First Use of Quantum Computers to Crack Encryption Should Prompt Review, Not Panic

by | Oct 23, 2024

Reports of Chinese researchers able to crack encryption considered “military grade” may have briefly raised alarms this past week, but a closer look at the situation reveals it is far from time to panic. But it is a prompt to review plans for securing networks against the future threat of quantum computers, and to reconsider what the overall timetable may well be.

Present-day quantum computer used to crack basic RSA encryption

It is true that one of the presently available quantum computers, the D-Wave, was used to crack a form of RSA encryption. However, these computers remain nowhere near the power level that has spurred fears of a “cryptopocalypse.” And the demonstrated ability to crack encryption is extremely weak, handling only a primitive version of RSA that is nothing like the modern standard that is broadly used.

What this development does warn of is the possibility of weaker quantum computers being used to crack encryption ahead of schedule, by focusing on specific standards and coming up with innovative approaches tailored to them. In this case, the researchers deployed the D-Wave’s “quantum annealing” ability in a way that it was not originally designed or previously used for.

Of course, there still is no clear timeline for the threat to crack encryption that quantum computers present. Up until now, experts had generally agreed it was about a decade off at minimum. Some now feel that specific encryption standards might be targeted in as little as a few years, via similarly creative approaches to optimize weaker systems. But the overall timetable remains as unclear as ever.

At present, the only threat this theoretical attack presents is to an RSA key that uses a mere 50 bits. RSA is generally a 2048-bit standard, so the D-Wave quantum computers (which cost tens of millions of dollars to purchase or about $2,000 per hour to rent via the cloud) are not any kind of an immediate threat.

Ability to crack encryption should prompt calm reassessment

So what does this new development mean for organizations? It really doesn’t change much, but it should prompt a reassessment incorporating the possibility that some encryption standards may be defunct in closer to five years than ten.

This news is far from a guarantee of a shortening of the timetable, but it would be prudent to no longer assume that we have “at least ten years” before modern encryption standards start being knocked down. The measurement is now not necessarily how many qubits quantum computers currently have, but how specific systems can be made use of.

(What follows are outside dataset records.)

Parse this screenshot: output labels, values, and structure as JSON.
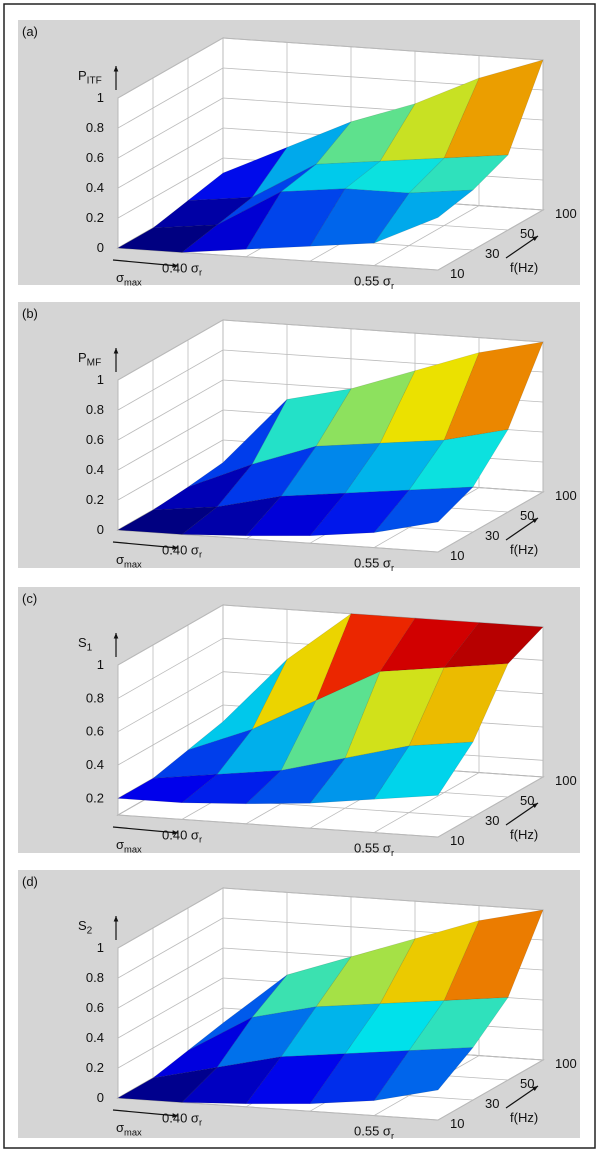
{
  "chart_data": [
    {
      "type": "surface",
      "panel_label": "(a)",
      "z_label": {
        "main": "P",
        "sub": "ITF"
      },
      "x_label": {
        "main": "σ",
        "sub": "max"
      },
      "x_categories": [
        null,
        {
          "main": "0.40 σ",
          "sub": "r"
        },
        null,
        null,
        {
          "main": "0.55 σ",
          "sub": "r"
        },
        null
      ],
      "y_label": "f(Hz)",
      "y_categories": [
        10,
        30,
        50,
        100
      ],
      "values": [
        [
          0,
          0,
          0.05,
          0.1,
          0.15,
          0.35
        ],
        [
          0,
          0.05,
          0.3,
          0.35,
          0.35,
          0.4
        ],
        [
          0.05,
          0.1,
          0.35,
          0.4,
          0.45,
          0.5
        ],
        [
          0.1,
          0.3,
          0.5,
          0.65,
          0.85,
          1.0
        ]
      ],
      "zlim": [
        0,
        1
      ],
      "zticks": [
        0,
        0.2,
        0.4,
        0.6,
        0.8,
        1
      ],
      "colormap": "jet",
      "grid": true
    },
    {
      "type": "surface",
      "panel_label": "(b)",
      "z_label": {
        "main": "P",
        "sub": "MF"
      },
      "x_label": {
        "main": "σ",
        "sub": "max"
      },
      "x_categories": [
        null,
        {
          "main": "0.40 σ",
          "sub": "r"
        },
        null,
        null,
        {
          "main": "0.55 σ",
          "sub": "r"
        },
        null
      ],
      "y_label": "f(Hz)",
      "y_categories": [
        10,
        30,
        50,
        100
      ],
      "values": [
        [
          0,
          0,
          0.02,
          0.05,
          0.1,
          0.2
        ],
        [
          0,
          0.05,
          0.15,
          0.2,
          0.25,
          0.3
        ],
        [
          0.02,
          0.2,
          0.35,
          0.4,
          0.45,
          0.55
        ],
        [
          0.05,
          0.5,
          0.6,
          0.75,
          0.9,
          1.0
        ]
      ],
      "zlim": [
        0,
        1
      ],
      "zticks": [
        0,
        0.2,
        0.4,
        0.6,
        0.8,
        1
      ],
      "colormap": "jet",
      "grid": true
    },
    {
      "type": "surface",
      "panel_label": "(c)",
      "z_label": {
        "main": "S",
        "sub": "1"
      },
      "x_label": {
        "main": "σ",
        "sub": "max"
      },
      "x_categories": [
        null,
        {
          "main": "0.40 σ",
          "sub": "r"
        },
        null,
        null,
        {
          "main": "0.55 σ",
          "sub": "r"
        },
        null
      ],
      "y_label": "f(Hz)",
      "y_categories": [
        10,
        30,
        50,
        100
      ],
      "values": [
        [
          0.2,
          0.2,
          0.22,
          0.25,
          0.3,
          0.35
        ],
        [
          0.2,
          0.25,
          0.3,
          0.4,
          0.5,
          0.55
        ],
        [
          0.25,
          0.4,
          0.6,
          0.8,
          0.85,
          0.9
        ],
        [
          0.3,
          0.7,
          1.0,
          1.0,
          1.0,
          1.0
        ]
      ],
      "zlim": [
        0.1,
        1
      ],
      "zticks": [
        0.2,
        0.4,
        0.6,
        0.8,
        1
      ],
      "colormap": "jet",
      "grid": true
    },
    {
      "type": "surface",
      "panel_label": "(d)",
      "z_label": {
        "main": "S",
        "sub": "2"
      },
      "x_label": {
        "main": "σ",
        "sub": "max"
      },
      "x_categories": [
        null,
        {
          "main": "0.40 σ",
          "sub": "r"
        },
        null,
        null,
        {
          "main": "0.55 σ",
          "sub": "r"
        },
        null
      ],
      "y_label": "f(Hz)",
      "y_categories": [
        10,
        30,
        50,
        100
      ],
      "values": [
        [
          0,
          0,
          0.02,
          0.05,
          0.1,
          0.2
        ],
        [
          0,
          0.1,
          0.2,
          0.25,
          0.3,
          0.35
        ],
        [
          0.05,
          0.3,
          0.4,
          0.45,
          0.5,
          0.55
        ],
        [
          0.1,
          0.45,
          0.6,
          0.75,
          0.9,
          1.0
        ]
      ],
      "zlim": [
        0,
        1
      ],
      "zticks": [
        0,
        0.2,
        0.4,
        0.6,
        0.8,
        1
      ],
      "colormap": "jet",
      "grid": true
    }
  ]
}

Cryptography experts still vary greatly in their assessment of the eventual overall level of the threat and its timetable. But NIST has already rolled out its primary post-quantum cryptographic algorithms, making it possible to begin transition plans and processes today. While most organizations (rightly) view this process as a “nightmare,” those that get a jump by beginning to address machine identities today will likely be in for a lot less trouble in the future.